I'm am in the difficult but very possible process of turning my life around too. I have everything planned out sort of. I've started a blog here on SAS and I'm am setting daily and weekly goals for myself. I choose very difficult stressful goals and then force myself to complete them no matter how much anxiety they cause. I will continue this until I feel that I am able to be more and more social with less and less anxiety. I am going to go to UD to become an engineer and after college I will move so far away I never have to see another person from my old life again. This could be soon because even though my blogs haven't started I've already noticed progress I've been making from these goals before. It is good that you are setting yourself some goals but the key to overcoming SA isn't some special knowledge or skill, it's something anyone who wants it bad enough can have. The key to overcoming social anxiety is having optimism, perseverance, and courage. These three things combined with the goal method is the way to become normal. Most people with SA(including myself) lack the courage to overcome their SA. You seem to lack not only the necessary courage but also the optimism and perseverance.


----------



## Alluring prince (Apr 1, 2011)

On changing habits, I can personally vouch for this: http://tinyhabits.com/
He has an article going into some detail that I wasn't able to find, I'm guessing that the page or link is presented in the sign-up process, but I'll paste the notes I wrote/copied (quotation marks insinuate copied text):


> Ø "Simplicity changes behavior."
> 
> Ø Use an "anchor" as a lead-in to the new habit, usually an existing habit; only resort to artificial reminders like a note or alarm if absolutely necessary.
> 
> ...





flamingwind said:


> Getting into the right mindset is a big issue for me. I always think too negatively


I've read and experienced that baby steps are normally the best way to accomplish a big change, but that starting with a big step at the outset can work if I'm really focused on it. I mean, where you're thinking about it every couple hours or less kind of focus.



AngelClare said:


> My biggest problem is my sleeping pattern. I sleep too late and wake up late and tired and rushing like a madman every single morning.
> I want to wake up at 5am and go to the gym before going to work like those type A people.

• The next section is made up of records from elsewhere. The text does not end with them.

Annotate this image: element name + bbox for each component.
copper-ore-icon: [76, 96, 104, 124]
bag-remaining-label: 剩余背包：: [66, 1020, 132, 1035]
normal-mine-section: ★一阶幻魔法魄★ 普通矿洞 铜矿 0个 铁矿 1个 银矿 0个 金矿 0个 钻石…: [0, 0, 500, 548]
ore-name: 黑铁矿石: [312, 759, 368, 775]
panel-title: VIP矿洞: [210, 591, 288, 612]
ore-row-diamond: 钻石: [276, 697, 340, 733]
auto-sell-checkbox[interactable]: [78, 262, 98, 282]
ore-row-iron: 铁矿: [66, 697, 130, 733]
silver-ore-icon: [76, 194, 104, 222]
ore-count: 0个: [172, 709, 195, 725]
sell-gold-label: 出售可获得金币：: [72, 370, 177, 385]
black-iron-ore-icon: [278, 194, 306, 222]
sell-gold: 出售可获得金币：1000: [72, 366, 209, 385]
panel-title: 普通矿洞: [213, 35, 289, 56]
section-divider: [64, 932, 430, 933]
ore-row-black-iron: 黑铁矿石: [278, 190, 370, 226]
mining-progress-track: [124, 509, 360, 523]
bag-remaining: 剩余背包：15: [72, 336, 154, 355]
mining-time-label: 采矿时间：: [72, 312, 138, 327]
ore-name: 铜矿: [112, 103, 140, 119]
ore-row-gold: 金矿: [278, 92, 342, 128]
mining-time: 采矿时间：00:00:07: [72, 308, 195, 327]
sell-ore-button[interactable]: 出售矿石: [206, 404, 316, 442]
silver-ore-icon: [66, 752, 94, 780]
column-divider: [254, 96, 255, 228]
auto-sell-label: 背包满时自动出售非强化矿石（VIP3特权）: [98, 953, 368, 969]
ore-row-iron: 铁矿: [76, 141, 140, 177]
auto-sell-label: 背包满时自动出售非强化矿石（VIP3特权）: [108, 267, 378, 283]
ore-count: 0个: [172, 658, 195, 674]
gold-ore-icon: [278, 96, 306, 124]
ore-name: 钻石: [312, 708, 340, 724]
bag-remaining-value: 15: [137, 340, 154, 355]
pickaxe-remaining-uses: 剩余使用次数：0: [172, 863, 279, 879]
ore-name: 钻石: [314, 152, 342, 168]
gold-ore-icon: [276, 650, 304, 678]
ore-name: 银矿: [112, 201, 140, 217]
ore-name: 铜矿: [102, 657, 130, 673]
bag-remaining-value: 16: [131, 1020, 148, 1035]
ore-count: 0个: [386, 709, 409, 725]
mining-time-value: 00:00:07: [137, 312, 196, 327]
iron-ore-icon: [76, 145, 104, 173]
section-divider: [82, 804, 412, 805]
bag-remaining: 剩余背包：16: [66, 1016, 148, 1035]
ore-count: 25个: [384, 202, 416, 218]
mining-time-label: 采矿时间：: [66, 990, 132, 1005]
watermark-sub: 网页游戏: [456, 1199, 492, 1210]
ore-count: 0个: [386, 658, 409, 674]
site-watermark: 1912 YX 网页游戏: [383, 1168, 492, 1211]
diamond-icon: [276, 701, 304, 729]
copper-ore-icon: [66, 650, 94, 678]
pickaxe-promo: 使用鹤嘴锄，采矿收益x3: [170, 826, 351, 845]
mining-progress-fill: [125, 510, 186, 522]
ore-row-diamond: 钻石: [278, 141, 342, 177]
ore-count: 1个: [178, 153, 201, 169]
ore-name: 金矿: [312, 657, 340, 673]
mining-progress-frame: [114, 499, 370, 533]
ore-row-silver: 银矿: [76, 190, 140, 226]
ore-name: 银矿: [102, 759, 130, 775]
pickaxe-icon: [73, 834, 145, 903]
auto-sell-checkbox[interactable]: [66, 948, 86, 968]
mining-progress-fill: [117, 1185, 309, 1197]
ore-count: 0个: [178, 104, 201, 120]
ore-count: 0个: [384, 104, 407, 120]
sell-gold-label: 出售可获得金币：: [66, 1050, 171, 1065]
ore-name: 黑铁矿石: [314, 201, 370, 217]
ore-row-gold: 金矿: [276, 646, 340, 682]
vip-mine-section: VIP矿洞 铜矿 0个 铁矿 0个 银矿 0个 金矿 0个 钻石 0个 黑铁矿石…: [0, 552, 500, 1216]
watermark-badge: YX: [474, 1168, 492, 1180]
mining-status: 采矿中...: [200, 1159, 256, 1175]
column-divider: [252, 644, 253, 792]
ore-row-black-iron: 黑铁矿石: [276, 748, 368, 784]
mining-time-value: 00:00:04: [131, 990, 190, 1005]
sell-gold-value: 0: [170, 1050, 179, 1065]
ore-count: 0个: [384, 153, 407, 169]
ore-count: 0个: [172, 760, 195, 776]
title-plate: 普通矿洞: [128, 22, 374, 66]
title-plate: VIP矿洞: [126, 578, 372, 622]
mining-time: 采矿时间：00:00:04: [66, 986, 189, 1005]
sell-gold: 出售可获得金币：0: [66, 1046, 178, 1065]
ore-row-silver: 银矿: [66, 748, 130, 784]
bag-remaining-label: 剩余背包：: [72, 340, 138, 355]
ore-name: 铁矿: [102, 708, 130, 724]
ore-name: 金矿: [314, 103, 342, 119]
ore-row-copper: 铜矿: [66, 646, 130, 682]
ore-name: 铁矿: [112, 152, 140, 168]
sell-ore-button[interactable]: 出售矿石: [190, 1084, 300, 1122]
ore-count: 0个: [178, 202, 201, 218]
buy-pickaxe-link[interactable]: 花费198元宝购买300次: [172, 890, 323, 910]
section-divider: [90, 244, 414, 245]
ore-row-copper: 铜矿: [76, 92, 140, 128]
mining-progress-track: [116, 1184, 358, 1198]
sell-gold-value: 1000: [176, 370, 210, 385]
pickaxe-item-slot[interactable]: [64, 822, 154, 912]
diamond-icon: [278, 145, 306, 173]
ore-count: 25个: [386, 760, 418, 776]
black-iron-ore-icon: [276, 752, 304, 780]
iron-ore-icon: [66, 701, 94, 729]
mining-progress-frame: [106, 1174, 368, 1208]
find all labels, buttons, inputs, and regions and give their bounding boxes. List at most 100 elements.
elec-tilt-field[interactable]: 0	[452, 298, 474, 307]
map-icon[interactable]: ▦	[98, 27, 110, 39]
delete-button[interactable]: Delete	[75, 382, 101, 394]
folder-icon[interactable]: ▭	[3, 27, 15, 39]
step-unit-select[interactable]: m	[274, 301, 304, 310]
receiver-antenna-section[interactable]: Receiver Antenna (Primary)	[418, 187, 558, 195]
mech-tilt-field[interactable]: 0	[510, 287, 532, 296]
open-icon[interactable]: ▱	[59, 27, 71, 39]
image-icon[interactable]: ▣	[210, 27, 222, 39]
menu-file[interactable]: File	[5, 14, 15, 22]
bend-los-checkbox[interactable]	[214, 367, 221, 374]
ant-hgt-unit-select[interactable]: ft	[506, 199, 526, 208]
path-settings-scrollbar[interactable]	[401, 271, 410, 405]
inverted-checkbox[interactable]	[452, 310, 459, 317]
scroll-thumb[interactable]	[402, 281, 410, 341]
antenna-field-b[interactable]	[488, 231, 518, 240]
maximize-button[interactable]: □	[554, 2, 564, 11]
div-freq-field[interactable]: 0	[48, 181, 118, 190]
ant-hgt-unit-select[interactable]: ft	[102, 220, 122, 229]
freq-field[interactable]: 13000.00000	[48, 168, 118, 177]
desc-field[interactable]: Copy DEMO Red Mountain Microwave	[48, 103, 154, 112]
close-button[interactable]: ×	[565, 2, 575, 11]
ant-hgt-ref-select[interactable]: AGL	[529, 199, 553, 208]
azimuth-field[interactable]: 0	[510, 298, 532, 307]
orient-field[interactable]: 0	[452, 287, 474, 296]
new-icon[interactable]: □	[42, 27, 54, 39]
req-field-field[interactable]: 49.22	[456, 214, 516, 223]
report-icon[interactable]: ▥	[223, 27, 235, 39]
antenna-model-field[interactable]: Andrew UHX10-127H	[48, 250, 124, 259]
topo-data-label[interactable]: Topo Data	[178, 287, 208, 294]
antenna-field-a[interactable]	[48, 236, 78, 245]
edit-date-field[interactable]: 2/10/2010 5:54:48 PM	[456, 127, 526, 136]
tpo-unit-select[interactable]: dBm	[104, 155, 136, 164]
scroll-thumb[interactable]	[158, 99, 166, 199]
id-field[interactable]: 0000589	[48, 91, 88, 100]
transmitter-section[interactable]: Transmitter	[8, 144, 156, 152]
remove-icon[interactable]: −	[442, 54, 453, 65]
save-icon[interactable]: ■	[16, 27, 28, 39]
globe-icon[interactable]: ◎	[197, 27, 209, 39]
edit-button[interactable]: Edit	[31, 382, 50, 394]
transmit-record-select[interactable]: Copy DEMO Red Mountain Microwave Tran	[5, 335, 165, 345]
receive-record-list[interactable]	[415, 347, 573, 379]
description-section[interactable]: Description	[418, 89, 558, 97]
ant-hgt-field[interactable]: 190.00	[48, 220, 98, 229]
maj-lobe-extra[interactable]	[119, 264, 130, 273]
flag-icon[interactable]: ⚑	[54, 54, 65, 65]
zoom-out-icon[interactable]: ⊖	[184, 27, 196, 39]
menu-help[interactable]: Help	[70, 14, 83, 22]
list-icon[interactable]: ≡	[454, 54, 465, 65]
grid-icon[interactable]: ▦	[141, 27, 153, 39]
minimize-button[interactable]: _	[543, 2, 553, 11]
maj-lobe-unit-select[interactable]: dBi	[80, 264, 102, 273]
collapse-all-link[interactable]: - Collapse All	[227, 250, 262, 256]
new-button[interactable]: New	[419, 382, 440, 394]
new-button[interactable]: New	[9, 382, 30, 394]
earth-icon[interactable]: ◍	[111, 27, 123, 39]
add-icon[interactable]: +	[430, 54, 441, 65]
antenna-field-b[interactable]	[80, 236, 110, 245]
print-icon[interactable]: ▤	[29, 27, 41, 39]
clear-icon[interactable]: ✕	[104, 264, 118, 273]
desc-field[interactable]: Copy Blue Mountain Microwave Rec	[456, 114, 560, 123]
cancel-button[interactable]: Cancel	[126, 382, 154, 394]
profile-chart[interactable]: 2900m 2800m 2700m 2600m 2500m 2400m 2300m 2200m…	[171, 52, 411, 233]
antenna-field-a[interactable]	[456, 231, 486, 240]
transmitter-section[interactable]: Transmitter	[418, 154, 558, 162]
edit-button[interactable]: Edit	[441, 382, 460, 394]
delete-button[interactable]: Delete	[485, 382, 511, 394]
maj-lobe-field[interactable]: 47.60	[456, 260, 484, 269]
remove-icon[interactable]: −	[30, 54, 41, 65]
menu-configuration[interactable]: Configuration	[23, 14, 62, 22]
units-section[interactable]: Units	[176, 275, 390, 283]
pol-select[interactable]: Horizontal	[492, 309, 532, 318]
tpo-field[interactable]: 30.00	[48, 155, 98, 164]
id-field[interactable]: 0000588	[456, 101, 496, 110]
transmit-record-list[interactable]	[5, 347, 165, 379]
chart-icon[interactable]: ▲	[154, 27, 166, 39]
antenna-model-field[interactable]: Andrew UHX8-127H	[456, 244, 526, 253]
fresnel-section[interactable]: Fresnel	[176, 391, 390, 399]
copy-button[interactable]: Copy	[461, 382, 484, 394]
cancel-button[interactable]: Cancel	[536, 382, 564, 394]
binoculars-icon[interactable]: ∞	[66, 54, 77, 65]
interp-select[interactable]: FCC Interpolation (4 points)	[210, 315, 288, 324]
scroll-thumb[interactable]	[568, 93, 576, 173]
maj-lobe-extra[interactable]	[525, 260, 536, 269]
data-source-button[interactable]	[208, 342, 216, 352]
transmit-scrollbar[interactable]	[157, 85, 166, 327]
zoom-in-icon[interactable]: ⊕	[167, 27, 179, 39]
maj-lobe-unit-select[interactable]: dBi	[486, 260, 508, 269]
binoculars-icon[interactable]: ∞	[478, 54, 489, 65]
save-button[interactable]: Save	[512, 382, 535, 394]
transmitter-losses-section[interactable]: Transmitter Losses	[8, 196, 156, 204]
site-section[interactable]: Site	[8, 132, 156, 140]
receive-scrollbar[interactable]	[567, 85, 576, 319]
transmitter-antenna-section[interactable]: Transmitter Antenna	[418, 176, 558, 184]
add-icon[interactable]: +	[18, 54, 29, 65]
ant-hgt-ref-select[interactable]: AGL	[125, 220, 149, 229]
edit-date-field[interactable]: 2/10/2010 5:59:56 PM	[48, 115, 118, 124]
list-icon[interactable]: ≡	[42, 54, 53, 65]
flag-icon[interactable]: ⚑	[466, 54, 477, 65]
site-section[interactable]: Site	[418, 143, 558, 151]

I was a late sleeper, late riser for years. It took me a while to overcome it to a large degree. On top of what I've said above, I would add to avoid exciting activity and do boring and/or sedative tasks. In fact, you can kill two birds with one stone by doing important tasks in this time that you otherwise find to be boring/sedative.



flamingwind said:


> I'm also trying to stop junk food all together. So far it's been 3 days.


If you're like me in that you've had a lot of junkfood over your life and you're just now trying this, it's a good bet that you're going to crash. If you have a really compelling reason to quit junkfood, staying sternly focused on it at the exclusion of most other big goals can work. Otherwise, see above and good luck.

Congrats to all of you who've make successive steps in bettering yourselves. I have my own problems myself I'm working on


----------